II. Gericht bejaht Einigungsgebühr
Das FamG hat zu Recht und mit zutreffender Begründung auch die Einigungsgebühr nach Nrn. 1000, 1003 VV festgesetzt. Gem. Anm. Abs. 1 S. 1 Nr. 1 zu Nr. 1000 VV entsteht die Einigungsgebühr für die Mitwirkung bei Abschluss eines Vertrags, durch den der Streit oder die Ungewissheit über ein Rechtsverhältnis beseitigt wird. Dies spricht im Ausgangspunkt zwar dafür, dass die Einigungsgebühr einen Gegenstand betreffen muss, der der Verfügungsbefugnis der Beteiligten unterliegt.
In Anm. Abs. 5 S. 2 zu Nr. 1000 VV lautet es in Bezug auf Kindschaftsverfahren aber ergänzend:
Zitat
"In Kindschaftssachen ist Abs. 1 Satz 1 und 2 auch für die Mitwirkung an einer Vereinbarung, über deren Gegenstand nicht vertraglich verfügt werden kann, entsprechend anzuwenden."
Weiter lautet es in Anm.

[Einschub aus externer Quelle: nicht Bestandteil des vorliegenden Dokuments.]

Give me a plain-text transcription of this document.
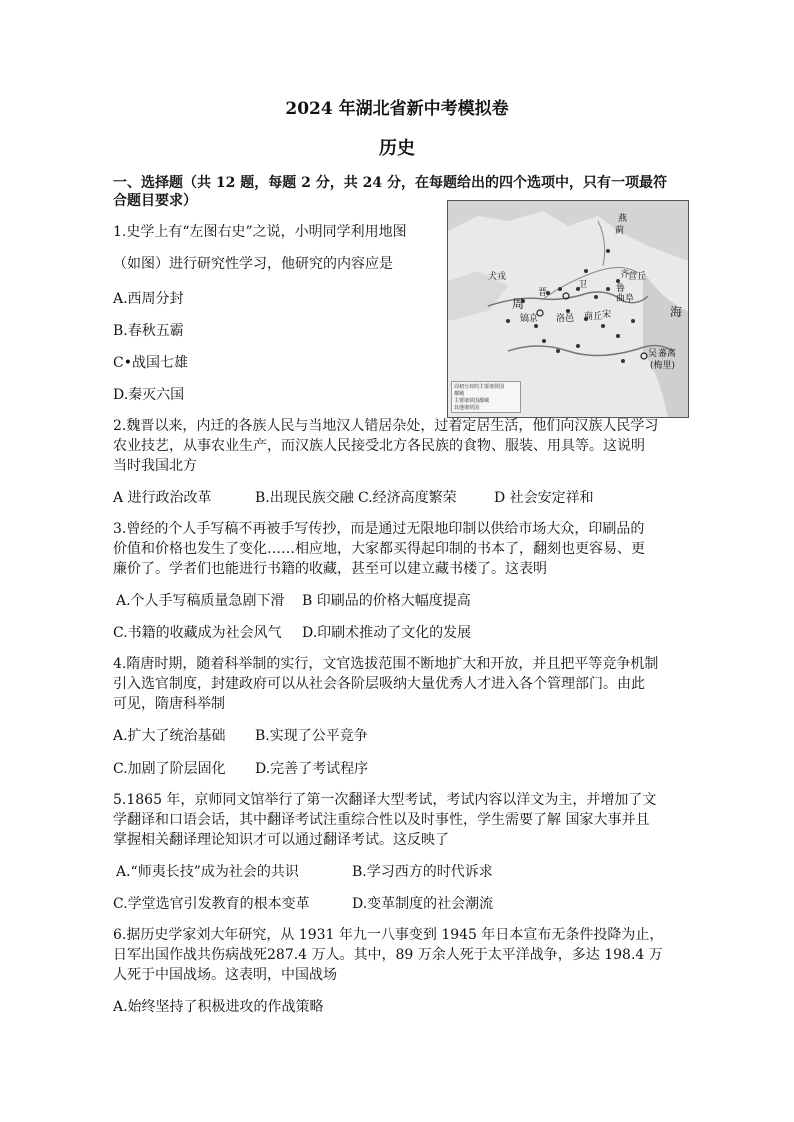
2024 年湖北省新中考模拟卷
历史
一、选择题（共 12 题，每题 2 分，共 24 分，在每题给出的四个选项中，只有一项最符
合题目要求）
燕
蓟
犬戎
周
镐京 洛邑
晋
卫
齐
营丘
鲁
曲阜
商丘 宋	海
吴 蕃离
(梅里)
周初分封的主要诸侯国
都城
主要诸侯国都城
其他诸侯国
1.史学上有“左图右史”之说，小明同学利用地图
（如图）进行研究性学习，他研究的内容应是
A.西周分封
B.春秋五霸
C•战国七雄
D.秦灭六国
2.魏晋以来，内迁的各族人民与当地汉人错居杂处，过着定居生活，他们向汉族人民学习
农业技艺，从事农业生产，而汉族人民接受北方各民族的食物、服装、用具等。这说明
当时我国北方
A 进行政治改革	B.出现民族交融 C.经济高度繁荣	D 社会安定祥和
3.曾经的个人手写稿不再被手写传抄，而是通过无限地印制以供给市场大众，印刷品的
价值和价格也发生了变化……相应地，大家都买得起印制的书本了，翻刻也更容易、更
廉价了。学者们也能进行书籍的收藏，甚至可以建立藏书楼了。这表明
A.个人手写稿质量急剧下滑 B 印刷品的价格大幅度提高
C.书籍的收藏成为社会风气 D.印刷术推动了文化的发展
4.隋唐时期，随着科举制的实行，文官选拔范围不断地扩大和开放，并且把平等竞争机制
引入选官制度，封建政府可以从社会各阶层吸纳大量优秀人才进入各个管理部门。由此
可见，隋唐科举制
A.扩大了统治基础 B.实现了公平竞争
C.加剧了阶层固化 D.完善了考试程序
5.1865 年，京师同文馆举行了第一次翻译大型考试，考试内容以洋文为主，并增加了文
学翻译和口语会话，其中翻译考试注重综合性以及时事性，学生需要了解 国家大事并且
掌握相关翻译理论知识才可以通过翻译考试。这反映了
A.“师夷长技”成为社会的共识	B.学习西方的时代诉求
C.学堂选官引发教育的根本变革	D.变革制度的社会潮流
6.据历史学家刘大年研究，从 1931 年九一八事变到 1945 年日本宣布无条件投降为止，
日军出国作战共伤病战死287.4 万人。其中，89 万余人死于太平洋战争，多达 198.4 万
人死于中国战场。这表明，中国战场
A.始终坚持了积极进攻的作战策略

Abs. 2 zu Nr. 1003 VV:
Zitat
"In Kindschaftssachen entsteht die Gebühr auch für die Mitwirkung am Abschluss eines gerichtlich gebilligten Vergleichs (§ 156 Abs. 2 FamFG) und an einer Vereinbarung, über deren Gegenstand nicht vertraglich verfügt werden kann, wenn hierdurch eine gerichtliche Entscheidung entbehrlich wird oder wenn die Entscheidung der getroffenen Vereinbarung folgt."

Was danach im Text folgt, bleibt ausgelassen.